On peut alors s’étonner : pourquoi seul Yosseph a-t-il pleuré sur la destruction du Temple et non Yaakov ? Rachi répond à cela, au nom de nos Sages, en affirmant que « Yaakov était occupé à réciter le Chéma (profession de foi juive) », mais cela ne répond pas à notre question fondée sur le Zohar.

En effet, dans le sens littéral du texte, qui ne fait pas référence au Temple, Rachi vient souligner la grandeur de Yaakov qui, alors qu’il venait de retrouver son fils qu’il ne croyait plus en vie, et, malgré l’immense joie qu’il pouvait ressentir, n’a pas été perturbé dans son accomplissement du commandement de réciter le Chéma.

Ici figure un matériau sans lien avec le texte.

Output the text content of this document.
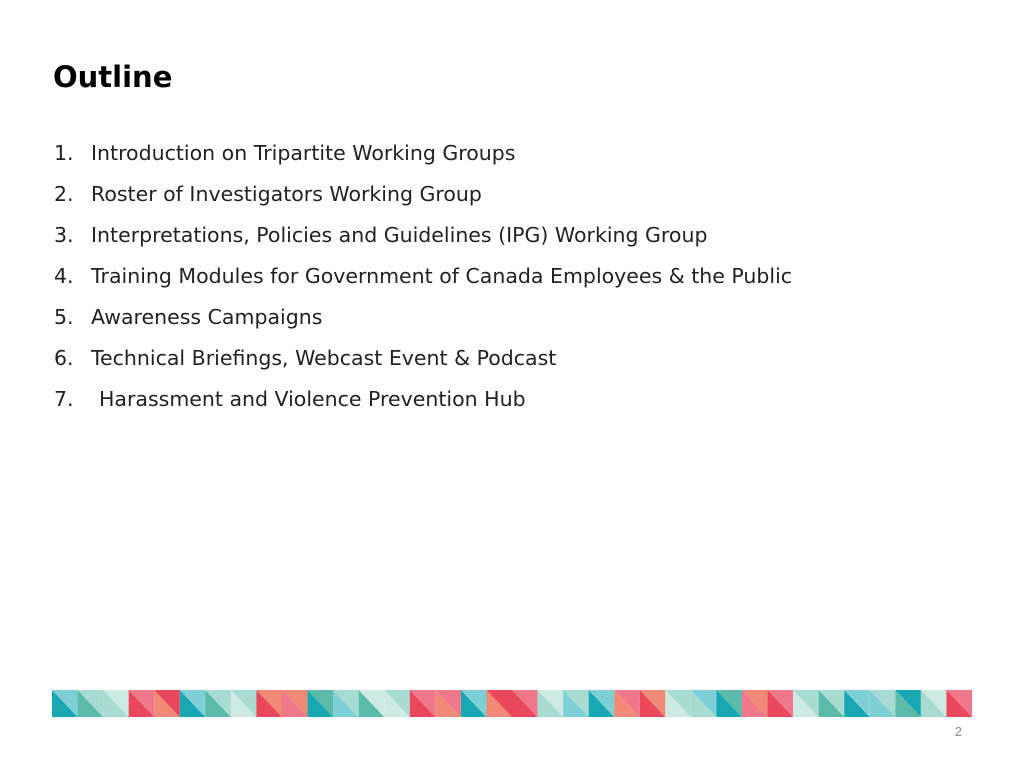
Outline
1. Introduction on Tripartite Working Groups
2. Roster of Investigators Working Group
3. Interpretations, Policies and Guidelines (IPG) Working Group
4. Training Modules for Government of Canada Employees & the Public
5. Awareness Campaigns
6. Technical Briefings, Webcast Event & Podcast
7.	Harassment and Violence Prevention Hub
2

Mais, selon le Zohar, qui affirme que c’était un moment de prophétie sur la destruction du Temple, comment Yaakov n’a-t-il pas éprouvé le besoin de pleurer devant un tel événement et s’est-il contenté de réciter le Chéma avec ferveur ?

Quand convient-il de pleurer ?

En fait, le principal effet des pleurs est de soulager celui qui souffre. Car nous voyons en pratique que les larmes n’ont, en général, aucune conséquence sur ce qui a provoqué la douleur de l’homme. Il en résulte que, devant un problème que l’on peut résoudre, pleurer n’est nullement une réaction efficace, car le temps n’est pas aux gémissements, mais à l’action.

C’est pourquoi, devant la destruction du « petit Temple » de notre prochain, nous pouvons montrer notre compassion en versant des larmes, mais la reconstruction de notre Temple personnel nous incombe principalement.

Nous pouvons et devons néanmoins aider autrui de deux manières : en lui faisant des remontrances constructives, et en implorant la pitié divine à son égard par notre prière. Mais la réparation des fautes et des actions qui ont conduit à cette destruction reste le fait de notre prochain lui-même. C’est seulement si nous avons fait tout ce qui était en notre possibilité pour l’aider sans aucun résultat que nous devons alors nous lamenter sur son sort.

Par contre, devant sa propre destruction, on ne peut se contenter de gémir. Il faut se prendre en main, et s’efforcer d’agir afin d’amener sa propre délivrance qui induira la reconstruction du Temple qui est en soi.

Les seules larmes qui soient positives sont celles du repentir qui expriment un profond regret qui réparera les actions passées. Mais en d’autres circonstances, les larmes peuvent affaiblir notre volonté de nous reconstruire, en nous disant qu’elles constituent en elles-mêmes notre reconstruction, et nous exemptent de ce fait de toute action concrète.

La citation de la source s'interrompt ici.